CIF Northwest European naphtha cargoes dropped to a 20-month low to the front-month swap Thursday as spot buying was scarce amid ample supply, with more naphtha cargoes expected to come from the Mediterranean to NWE in August due to the closed arbitrage to Asia.
CIF naphtha cargoes were assessed Thursday at $341.75/mt, up $4/mt on the day, and assessed at a $12/mt discount to the September CIF NWE naphtha swap, down from a $11.75/mt discount Wednesday.
The last time physical naphtha cargoes were assessed lower versus the front-month swap was November 12, 2014, when they reached a $14/mt discount to the December swap.

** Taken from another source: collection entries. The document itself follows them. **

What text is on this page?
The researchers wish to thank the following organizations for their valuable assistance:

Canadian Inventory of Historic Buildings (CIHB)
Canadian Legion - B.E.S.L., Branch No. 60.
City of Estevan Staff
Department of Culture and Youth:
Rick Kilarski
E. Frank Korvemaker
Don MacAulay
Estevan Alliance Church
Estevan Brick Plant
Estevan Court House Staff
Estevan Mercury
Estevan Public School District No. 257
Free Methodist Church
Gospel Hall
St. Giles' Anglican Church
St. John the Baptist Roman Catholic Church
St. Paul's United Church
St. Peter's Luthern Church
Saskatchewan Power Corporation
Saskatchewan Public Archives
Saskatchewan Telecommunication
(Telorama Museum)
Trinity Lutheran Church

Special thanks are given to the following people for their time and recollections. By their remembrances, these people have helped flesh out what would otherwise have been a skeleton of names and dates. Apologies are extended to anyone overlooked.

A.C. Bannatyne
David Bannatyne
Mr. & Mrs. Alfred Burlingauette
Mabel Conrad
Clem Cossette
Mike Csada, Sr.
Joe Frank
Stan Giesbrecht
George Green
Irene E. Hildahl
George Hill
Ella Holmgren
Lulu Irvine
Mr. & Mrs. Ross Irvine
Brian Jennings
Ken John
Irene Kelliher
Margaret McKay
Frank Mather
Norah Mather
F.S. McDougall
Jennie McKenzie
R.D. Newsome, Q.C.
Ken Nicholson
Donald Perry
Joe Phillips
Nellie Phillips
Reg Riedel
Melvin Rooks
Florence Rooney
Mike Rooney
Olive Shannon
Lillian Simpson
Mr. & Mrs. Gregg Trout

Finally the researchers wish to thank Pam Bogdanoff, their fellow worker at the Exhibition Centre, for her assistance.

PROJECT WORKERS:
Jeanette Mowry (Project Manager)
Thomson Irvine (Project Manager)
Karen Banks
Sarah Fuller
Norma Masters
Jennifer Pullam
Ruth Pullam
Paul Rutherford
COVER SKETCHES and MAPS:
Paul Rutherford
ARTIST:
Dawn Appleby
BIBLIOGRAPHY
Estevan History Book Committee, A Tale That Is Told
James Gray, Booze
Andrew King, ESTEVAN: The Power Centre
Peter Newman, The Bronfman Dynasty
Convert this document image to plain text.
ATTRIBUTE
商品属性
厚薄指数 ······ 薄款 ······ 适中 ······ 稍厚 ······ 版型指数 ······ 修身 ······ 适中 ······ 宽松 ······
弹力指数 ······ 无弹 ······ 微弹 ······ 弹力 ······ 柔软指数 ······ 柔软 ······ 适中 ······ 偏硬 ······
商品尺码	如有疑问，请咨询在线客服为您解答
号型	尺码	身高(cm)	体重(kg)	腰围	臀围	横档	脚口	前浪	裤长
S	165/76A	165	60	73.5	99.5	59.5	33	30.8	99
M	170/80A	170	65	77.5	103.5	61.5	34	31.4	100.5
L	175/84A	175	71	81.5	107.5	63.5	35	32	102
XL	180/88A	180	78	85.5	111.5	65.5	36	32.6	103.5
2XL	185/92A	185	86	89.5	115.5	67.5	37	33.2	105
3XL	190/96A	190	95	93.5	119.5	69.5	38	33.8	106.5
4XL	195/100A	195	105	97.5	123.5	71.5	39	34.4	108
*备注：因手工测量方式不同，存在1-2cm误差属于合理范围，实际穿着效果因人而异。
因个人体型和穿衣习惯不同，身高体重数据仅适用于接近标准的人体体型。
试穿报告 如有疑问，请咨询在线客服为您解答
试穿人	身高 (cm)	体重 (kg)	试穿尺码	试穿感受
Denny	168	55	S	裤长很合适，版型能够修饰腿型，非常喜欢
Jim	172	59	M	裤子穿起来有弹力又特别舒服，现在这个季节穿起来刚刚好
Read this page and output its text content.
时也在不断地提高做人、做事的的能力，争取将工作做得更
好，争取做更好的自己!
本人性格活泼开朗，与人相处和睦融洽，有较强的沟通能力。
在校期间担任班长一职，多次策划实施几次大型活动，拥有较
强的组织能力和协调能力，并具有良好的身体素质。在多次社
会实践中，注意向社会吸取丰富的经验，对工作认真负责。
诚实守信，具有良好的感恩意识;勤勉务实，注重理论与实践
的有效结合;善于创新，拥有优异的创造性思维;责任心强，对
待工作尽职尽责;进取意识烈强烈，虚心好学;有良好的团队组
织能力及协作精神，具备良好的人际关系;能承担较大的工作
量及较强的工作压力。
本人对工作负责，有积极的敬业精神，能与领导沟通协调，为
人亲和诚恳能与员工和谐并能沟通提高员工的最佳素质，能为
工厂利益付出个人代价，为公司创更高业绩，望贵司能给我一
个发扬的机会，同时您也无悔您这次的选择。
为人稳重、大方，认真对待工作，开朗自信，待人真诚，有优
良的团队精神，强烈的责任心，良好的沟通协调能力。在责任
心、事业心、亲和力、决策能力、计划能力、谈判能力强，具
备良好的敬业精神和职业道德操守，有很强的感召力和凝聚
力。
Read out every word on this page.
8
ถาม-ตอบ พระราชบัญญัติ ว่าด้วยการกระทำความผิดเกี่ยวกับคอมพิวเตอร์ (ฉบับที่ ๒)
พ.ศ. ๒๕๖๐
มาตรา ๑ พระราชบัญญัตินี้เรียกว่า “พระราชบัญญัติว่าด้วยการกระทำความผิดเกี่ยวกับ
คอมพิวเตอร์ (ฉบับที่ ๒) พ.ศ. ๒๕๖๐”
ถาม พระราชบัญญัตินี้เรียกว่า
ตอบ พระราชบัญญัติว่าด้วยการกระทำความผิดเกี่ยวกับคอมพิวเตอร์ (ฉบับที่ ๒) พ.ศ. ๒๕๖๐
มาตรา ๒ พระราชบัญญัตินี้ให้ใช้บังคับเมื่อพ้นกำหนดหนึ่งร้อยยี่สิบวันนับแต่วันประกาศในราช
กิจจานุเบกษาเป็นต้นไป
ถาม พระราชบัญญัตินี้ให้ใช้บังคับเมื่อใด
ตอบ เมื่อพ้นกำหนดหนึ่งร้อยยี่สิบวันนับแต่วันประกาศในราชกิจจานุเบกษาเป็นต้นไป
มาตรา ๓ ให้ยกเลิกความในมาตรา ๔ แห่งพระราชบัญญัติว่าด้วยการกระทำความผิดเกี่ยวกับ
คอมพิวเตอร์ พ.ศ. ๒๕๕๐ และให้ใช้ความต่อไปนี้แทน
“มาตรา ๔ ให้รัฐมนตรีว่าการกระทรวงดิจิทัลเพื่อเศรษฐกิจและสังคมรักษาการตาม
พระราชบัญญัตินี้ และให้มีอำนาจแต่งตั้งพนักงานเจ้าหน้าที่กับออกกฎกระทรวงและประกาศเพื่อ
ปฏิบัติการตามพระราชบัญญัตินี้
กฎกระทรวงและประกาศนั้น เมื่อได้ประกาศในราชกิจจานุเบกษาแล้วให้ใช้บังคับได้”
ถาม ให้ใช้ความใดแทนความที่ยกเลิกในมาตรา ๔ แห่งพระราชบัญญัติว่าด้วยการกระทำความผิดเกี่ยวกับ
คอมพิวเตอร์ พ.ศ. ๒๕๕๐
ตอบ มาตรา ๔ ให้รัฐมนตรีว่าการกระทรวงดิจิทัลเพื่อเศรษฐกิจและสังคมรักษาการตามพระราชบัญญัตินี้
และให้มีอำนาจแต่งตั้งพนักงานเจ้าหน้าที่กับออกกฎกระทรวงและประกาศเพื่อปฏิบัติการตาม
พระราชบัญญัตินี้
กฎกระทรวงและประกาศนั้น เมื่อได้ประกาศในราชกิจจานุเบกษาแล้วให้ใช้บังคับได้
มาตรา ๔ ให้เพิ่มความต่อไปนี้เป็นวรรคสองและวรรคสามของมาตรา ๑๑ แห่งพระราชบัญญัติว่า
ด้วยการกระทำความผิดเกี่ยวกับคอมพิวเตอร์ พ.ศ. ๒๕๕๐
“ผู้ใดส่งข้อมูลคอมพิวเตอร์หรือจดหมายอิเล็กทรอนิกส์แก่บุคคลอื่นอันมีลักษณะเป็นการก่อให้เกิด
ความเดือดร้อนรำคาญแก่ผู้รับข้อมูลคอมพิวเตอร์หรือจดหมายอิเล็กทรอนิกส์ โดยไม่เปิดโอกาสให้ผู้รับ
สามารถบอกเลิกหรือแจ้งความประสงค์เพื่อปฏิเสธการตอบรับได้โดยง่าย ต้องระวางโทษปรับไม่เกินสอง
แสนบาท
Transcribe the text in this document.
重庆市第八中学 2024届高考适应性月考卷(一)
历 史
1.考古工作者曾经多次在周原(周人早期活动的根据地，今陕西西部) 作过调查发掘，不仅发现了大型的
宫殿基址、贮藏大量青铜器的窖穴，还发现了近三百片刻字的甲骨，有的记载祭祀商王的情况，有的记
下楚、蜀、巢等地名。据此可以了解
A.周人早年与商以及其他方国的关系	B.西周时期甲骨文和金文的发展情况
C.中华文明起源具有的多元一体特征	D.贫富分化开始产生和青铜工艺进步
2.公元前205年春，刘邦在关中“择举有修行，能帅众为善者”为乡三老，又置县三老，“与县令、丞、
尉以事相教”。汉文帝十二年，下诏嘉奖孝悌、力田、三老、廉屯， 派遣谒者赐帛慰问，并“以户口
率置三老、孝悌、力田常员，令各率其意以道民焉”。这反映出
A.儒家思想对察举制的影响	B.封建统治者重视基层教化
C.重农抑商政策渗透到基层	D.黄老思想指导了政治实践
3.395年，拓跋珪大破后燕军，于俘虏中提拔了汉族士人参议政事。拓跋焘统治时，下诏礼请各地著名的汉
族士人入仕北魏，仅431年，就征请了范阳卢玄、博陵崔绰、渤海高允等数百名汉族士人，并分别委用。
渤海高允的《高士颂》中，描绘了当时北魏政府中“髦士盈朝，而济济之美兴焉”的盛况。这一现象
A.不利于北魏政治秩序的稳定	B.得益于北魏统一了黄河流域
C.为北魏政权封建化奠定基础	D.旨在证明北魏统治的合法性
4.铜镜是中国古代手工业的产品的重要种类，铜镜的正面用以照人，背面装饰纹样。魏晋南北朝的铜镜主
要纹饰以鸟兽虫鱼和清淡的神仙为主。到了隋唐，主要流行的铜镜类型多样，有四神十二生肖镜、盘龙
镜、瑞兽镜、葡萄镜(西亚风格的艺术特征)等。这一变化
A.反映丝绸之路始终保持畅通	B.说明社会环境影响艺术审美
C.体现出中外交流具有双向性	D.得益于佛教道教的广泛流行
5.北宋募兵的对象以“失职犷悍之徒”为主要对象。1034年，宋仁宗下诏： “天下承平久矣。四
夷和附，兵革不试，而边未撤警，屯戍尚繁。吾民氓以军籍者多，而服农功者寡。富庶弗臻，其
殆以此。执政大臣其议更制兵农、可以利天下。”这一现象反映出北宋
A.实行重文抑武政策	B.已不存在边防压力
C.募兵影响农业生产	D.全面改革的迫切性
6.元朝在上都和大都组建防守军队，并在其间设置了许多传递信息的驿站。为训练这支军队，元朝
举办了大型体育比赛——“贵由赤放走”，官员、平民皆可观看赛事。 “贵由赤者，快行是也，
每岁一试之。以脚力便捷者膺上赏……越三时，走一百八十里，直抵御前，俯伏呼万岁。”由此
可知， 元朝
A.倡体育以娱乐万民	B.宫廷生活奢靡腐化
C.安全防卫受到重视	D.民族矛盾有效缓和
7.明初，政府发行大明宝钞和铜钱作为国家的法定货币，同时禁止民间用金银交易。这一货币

Physical premiums for open spec naphtha came under renewed pressure this week as most regional end-users seemed covered for the time being, with the fact that Asia has not been pulling any barrels from Europe meaning some naphtha cargoes from the south had to be offered into the north or else go into storage tanks.
“We have no arb open [from Europe],” a trader said. “Asia looks like it needs only 500kt in August and September, New York Harbor buying is very slow…Med barrels should flow north.”
After hitting a more-than-two year low of $8.50/mt at the end of June, the front-month naphtha east/west spread — the premium of CFR Japan naphtha cargo swaps to CIF NWE naphtha cargo swaps — has been hovering between $10/mt and $12.75/mt this week.
Meanwhile, long-range tanker freight rates to move a 80,000 mt naphtha cargo from the Mediterranean to Japan or South Korea were assessed Thursday at respectively $21.875/mt and $20.93/mt. Considering that open spec naphtha is trading at bigger discounts to swaps in Asia than in Europe, the arbitrage looks unworkable on paper.
According to another market participant, with the naphtha arbitrage not working from the Mediterranean to Asia, only about 800,000 mt to 1 million mt of naphtha is currently flowing each month from Europe to Asia.
“These must be term contracts,” the source said. “Med naphtha is pointing north.”
However, while the NWE spot naphtha market was considered as being very weak due to oversupply in Asia and Europe, some support was seen coming from a small uptick in blending demand as well as strong demand from Europe-based olefin producers, which are reportedly running their steam-crackers at very high rates.
“A lot of players made sure they were balanced before going on holiday,” a trader said.
“There are not that many buyers but nor are there many panicky sellers either…we know only of one prompt distressed cargo,” he added.
According to the trader, a few cargoes from the Mediterranean are coming in the second half of August and they have not been placed yet, but as petrochemical end-users enjoy very good margins, there will likely be a bit more demand at the end of the month.